DAL PALCO PARLA ANCHE Enrico Letta (è la sua prima volta da ex) che invita all’ottimismo europeista: «La reazione post Covid ci dice che l’Europa quando vuole le risposte le sa dare, ora dobbiamo rassicurare anche alla parte meno cosmopolita della società, quella più a disagio». Prodi difende la scelta di Schlein di non andare sul palco di Atreju: «Cosa doveva andare a fare insieme a Vox e Elon Musk? Il dibattito si fa in Parlamento, non nelle prigioni di Castel Sant’Angelo». E Meloni? «Non ha ancora deciso se sta con Orban a Budapest o con Bruxelles.
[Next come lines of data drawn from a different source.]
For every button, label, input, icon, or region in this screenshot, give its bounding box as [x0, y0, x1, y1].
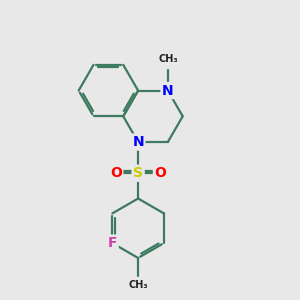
- Text: F: F: [108, 236, 117, 250]
- Text: CH₃: CH₃: [158, 54, 178, 64]
- Text: O: O: [110, 166, 122, 180]
- Text: S: S: [133, 166, 143, 180]
- Text: O: O: [154, 166, 166, 180]
- Text: CH₃: CH₃: [128, 280, 148, 290]
- Text: N: N: [162, 84, 174, 98]
- Text: N: N: [132, 135, 144, 149]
E intanto l’Italia per la prima volta non è più nel gruppo guida dell’Ue».

Un consiglio alla premier? «Si decida signora, si decida!». Schlein mette il carico: «Non condivido il palco con i nostalgici del fascismo e del franchismo». Standing ovation. Poi la sfida: «Sono pronta a un confronto con Meloni quando vuole, anche in tv, sul lavoro, sulla sanità. Ma non a casa mia o a casa sua…».